En 1911, la revue Apollon lui consacre un article dans son numéro 5, sous la plume de son créateur Sergueï Makovski. C'est en partie grâce à cet article élogieux et aux soutiens qui en résultent que ce musicien et peintre retrouve sa place de précurseur de l'art moderne, aujourd'hui encore méconnue[6]. En 1912, Mir Iskousstva organise une exposition posthume de 125 toiles groupées en différents cycles : des paysages fantastiques, un univers originel irréel. Čiurlionis avait été, jusque-là, le seul à oser incarner ses rêves sur la Création du monde dans sa peinture à la limite du figuratif et de l'abstrait[7].
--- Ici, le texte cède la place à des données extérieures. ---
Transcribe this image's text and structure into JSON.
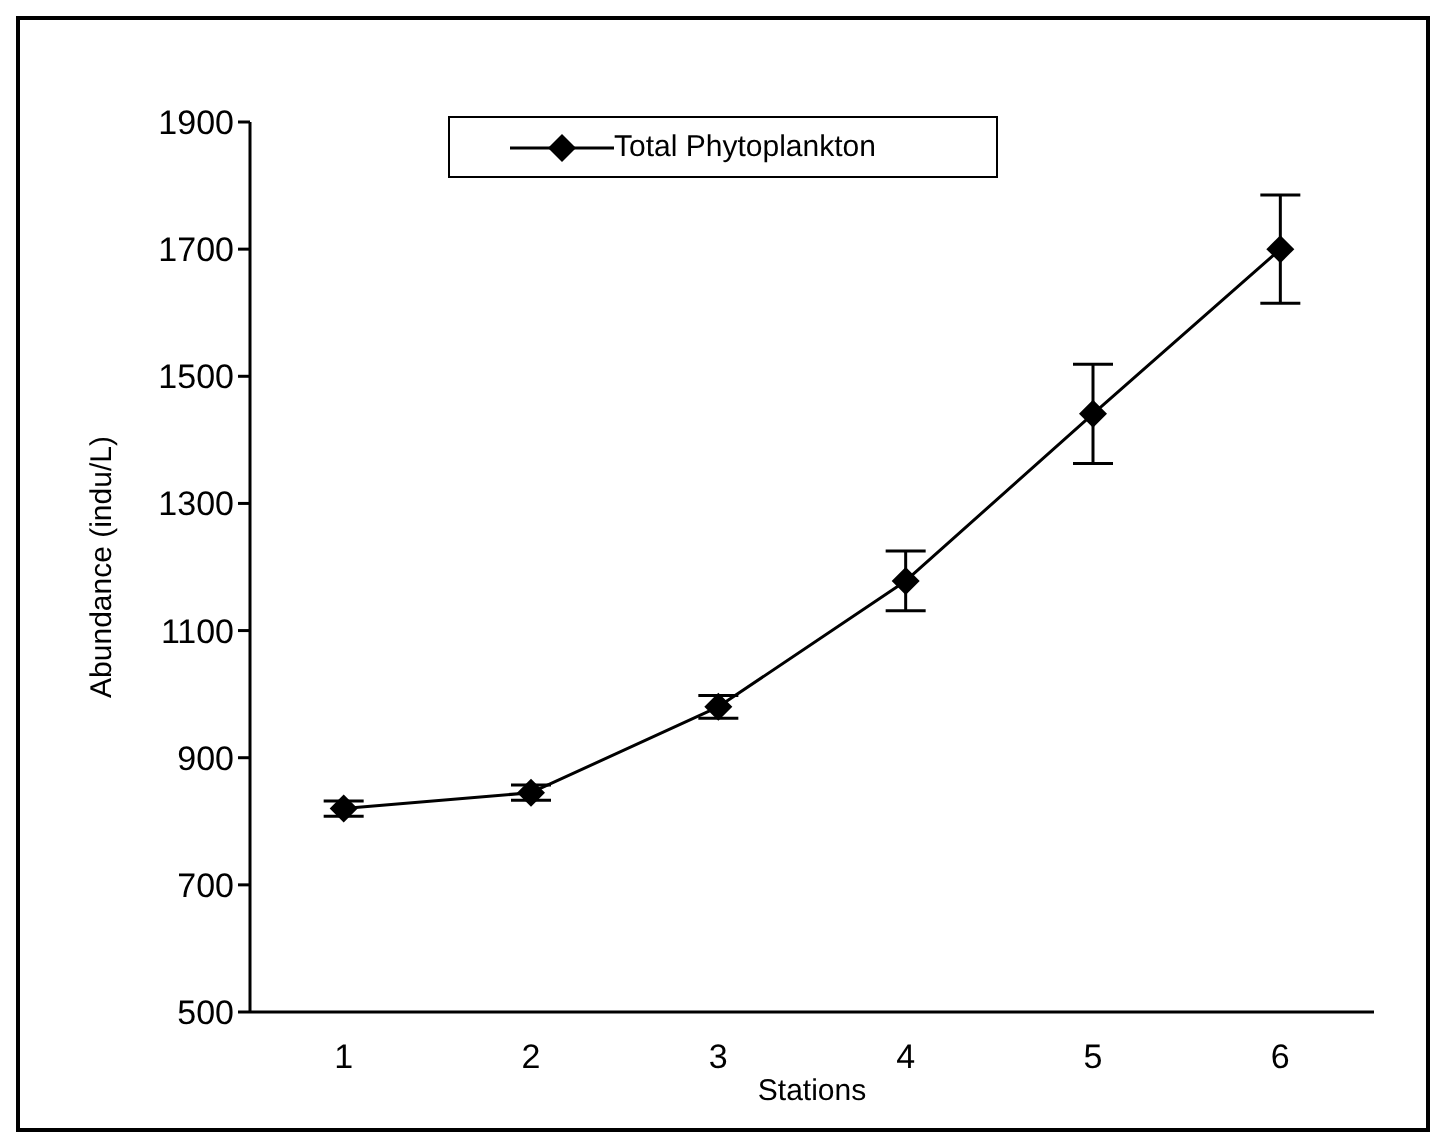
{
  "chart_data": {
    "type": "line",
    "xlabel": "Stations",
    "ylabel": "Abundance (indu/L)",
    "categories": [
      "1",
      "2",
      "3",
      "4",
      "5",
      "6"
    ],
    "series": [
      {
        "name": "Total Phytoplankton",
        "color": "#000000",
        "values": [
          820,
          845,
          980,
          1178,
          1441,
          1700
        ],
        "errors": [
          12,
          12,
          18,
          47,
          78,
          85
        ]
      }
    ],
    "ylim": [
      500,
      1900
    ],
    "yticks": [
      500,
      700,
      900,
      1100,
      1300,
      1500,
      1700,
      1900
    ],
    "grid": false,
    "legend": "top",
    "marker": "diamond",
    "line_style": "solid"
  }
}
Plus généralement, après son décès, Čiurlionis devient un des symboles de la Lituanie. Entre autres exemples, à Kaunas, deuxième ville du pays, le Musée National d'Art M. K. Čiurlionis (en) abrite la majeure partie de ses toiles et dessins. Dans la capitale, Vilnius, l'École Nationale d'Art M. K. Čiurlionis (en) regroupe trois départements, Musique, Danse et Beaux-Arts. Le musicologue Vytautas Landsbergis (président du pays de 1990 à 1992) a consacré plusieurs ouvrages au compositeur, dont une biographie publiée en 1992[8] et une édition critique de l'Œuvre pour piano publiée en 2004[9]. Et depuis 1968, une formation de quatuor à cordes se nomme "Quatuor Čiurlionis".

Ce sont les musées de Lituanie qui rassemblent, à Kaunas et Vilnius, la presque totalité de l'héritage artistique du peintre. Hors des frontières de son pays il reste méconnu. Il occupe pourtant une place privilégiée aux sources de l'art du XXe siècle à l'époque de transition vers l'abstraction pure[10].
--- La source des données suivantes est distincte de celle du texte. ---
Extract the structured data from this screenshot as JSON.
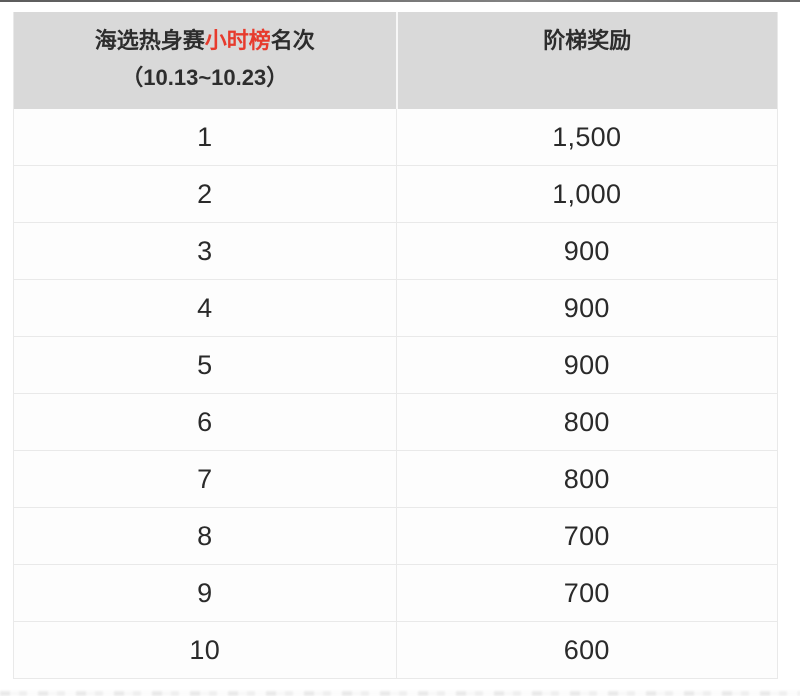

En France également, Čiurlionis reste fort méconnu, même si le Musée d'Orsay a consacré au peintre une exposition fin 2000 - début 2001. De plus, la Sonate du soleil et Le Zodiaque ont été montrés du au , dans le cadre de l'exposition L'Europe des esprits, au musée d'art moderne et contemporain de Strasbourg. Quant aux enregistrements discographiques d'œuvres du compositeur (de même que sa programmation en concert), ils sont peu nombreux[11], voire indisponibles, en France.
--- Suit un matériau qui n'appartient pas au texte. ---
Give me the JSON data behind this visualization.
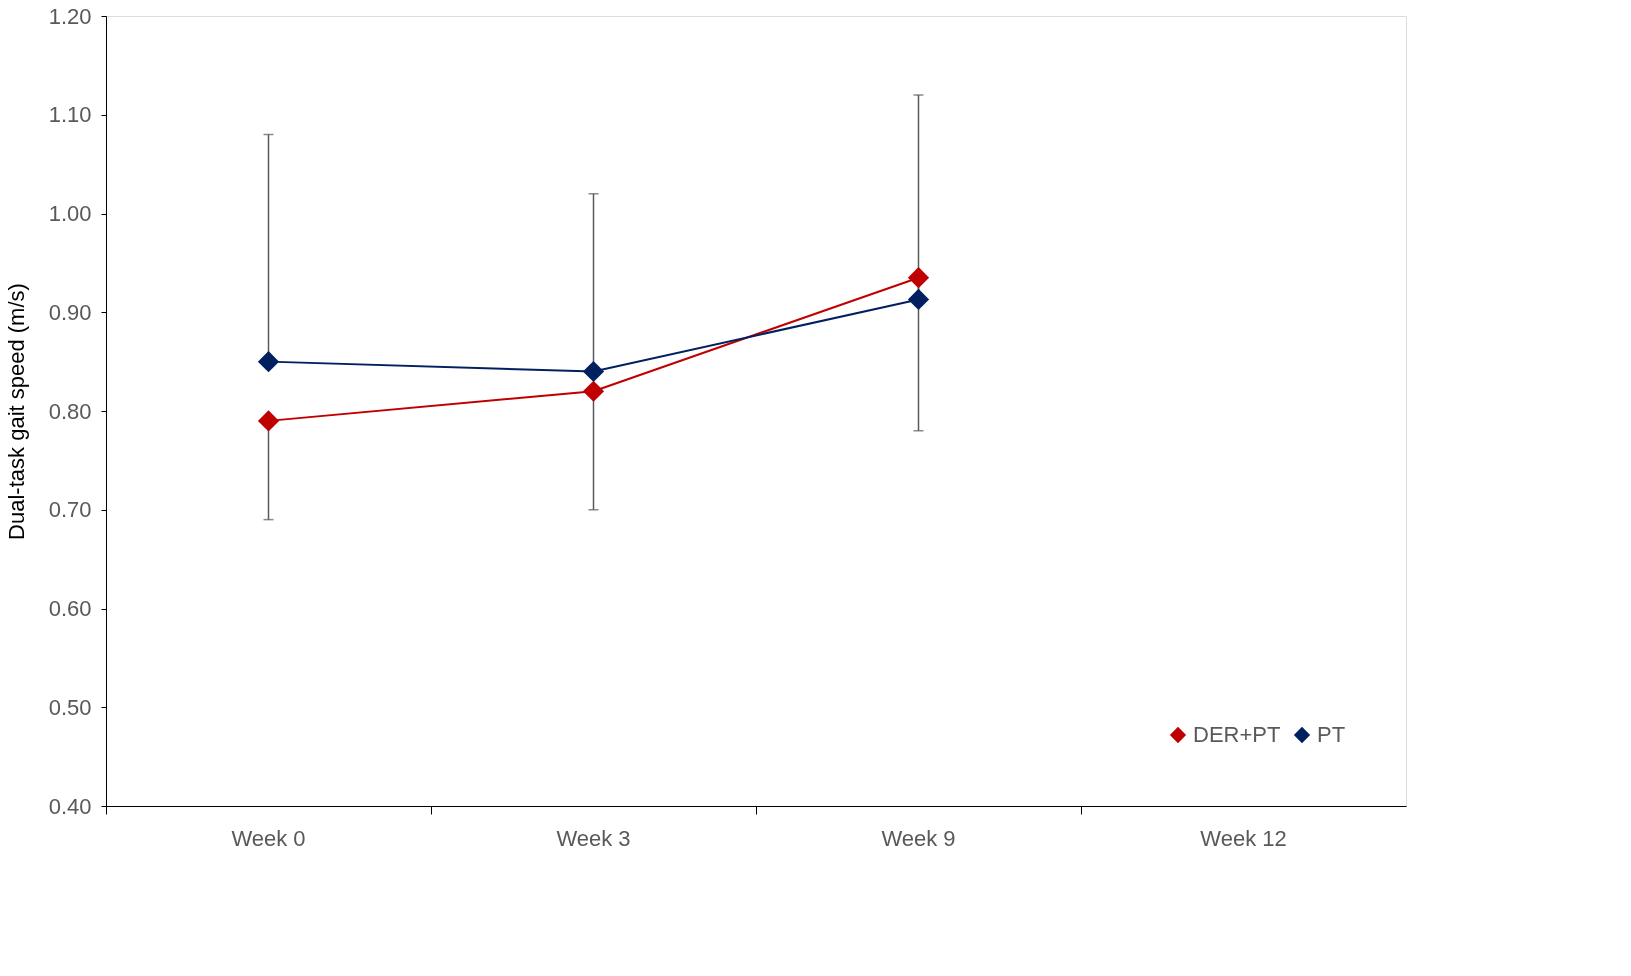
{
  "chart_data": {
    "type": "line",
    "ylabel": "Dual-task gait speed (m/s)",
    "categories": [
      "Week 0",
      "Week 3",
      "Week 9",
      "Week 12"
    ],
    "series": [
      {
        "name": "DER+PT",
        "color": "#c00000",
        "values": [
          0.79,
          0.82,
          0.935,
          null
        ],
        "errors": [
          [
            0.69,
            0.79
          ],
          [
            0.7,
            0.82
          ],
          [
            0.78,
            0.935
          ],
          null
        ]
      },
      {
        "name": "PT",
        "color": "#002060",
        "values": [
          0.85,
          0.84,
          0.913,
          null
        ],
        "errors": [
          [
            0.85,
            1.08
          ],
          [
            0.84,
            1.02
          ],
          [
            0.913,
            1.12
          ],
          null
        ]
      }
    ],
    "ylim": [
      0.4,
      1.2
    ],
    "yticks": [
      {
        "value": 0.4,
        "label": "0.40"
      },
      {
        "value": 0.5,
        "label": "0.50"
      },
      {
        "value": 0.6,
        "label": "0.60"
      },
      {
        "value": 0.7,
        "label": "0.70"
      },
      {
        "value": 0.8,
        "label": "0.80"
      },
      {
        "value": 0.9,
        "label": "0.90"
      },
      {
        "value": 1.0,
        "label": "1.00"
      },
      {
        "value": 1.1,
        "label": "1.10"
      },
      {
        "value": 1.2,
        "label": "1.20"
      }
    ],
    "marker": "diamond",
    "line_style": "solid",
    "grid": false,
    "legend": "bottom right"
  }
}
Notons encore qu'en astronomie, un astéroïde, numéroté 2420 et découvert en 1975 par l'astronome russe Nikolaï Tchernykh, porte aussi son nom. Et en alpinisme, un des sommets de la chaîne du Pamir (Tadjikistan) s'appelle "Mont Čiurlionis" (5 794 m d'altitude) depuis sa première ascension en 1964.

Notes et références

  1. Patriote lituanien, il était néanmoins de langue polonaise et la forme de son nom en usage de son vivant était Mikołaj Konstanty Czurlanis
  2. Valentine Marcadé, Le Renouveau de l'art pictural russe 1863-1914, L'Âge d'homme, Lausanne, 1971 p. 181
  3. Valentine Marcadé, op. cit. p. 181
  4. Le compositeur français Olivier Messiaen (1908-1992) qualifia Čiurlionis d'« extraordinaire compositeur de musique et de peinture » (rapporté par le musicologue français André Lischke, d'après les écrits de Vytautas Landsbergis, à l'occasion d'une publication discographique de 1991Dans la forêt et La Mer, poèmes symphoniques, par le Grand Orchestre symphonique de la radio-télévision d'URSS, direction Vladimir Fedosseïev / Quatuor à cordes en ut mineur, par le Quatuor de Vilnius ; Le Chant du Monde, CD réf. LDC 288004 —, actuellement indisponible).
  5. La numérotation en "VL" fait référence au catalogue thématique des œuvres du compositeur établi par le musicologue Vytautas Landsbergis.
  6. Valentine Marcadé, op. cit. p. 178
  7. Valentine Marcadé, op. cit. p. 182
  8. M.K. Čiurlionis : Time and Content, by Vytautas Landsbergis, Lituanus Publishing, Vilnius, 1992 (anglais)
  9. M.K. Čiurlionis : Œuvres Complètes pour Piano, édition critique, par Vytautas Landsbergis, J. Petronis Ed., Kaunas, 2004 (anglais/lituanien).
  10. Valantine Marcadé, op. cit. p. 183
  11. Mentionnons une sélection de pièces pour piano (Préludes, Fugue, Mazurkas, Impromptus, Sonate, transcription pour piano du Quatuor à cordes), par Mūza Rubackytė, Éd. Marco Polo, 2 CD réf. 8.223549 (Vol. 1) et 8.223550 (Vol. 2), 1993.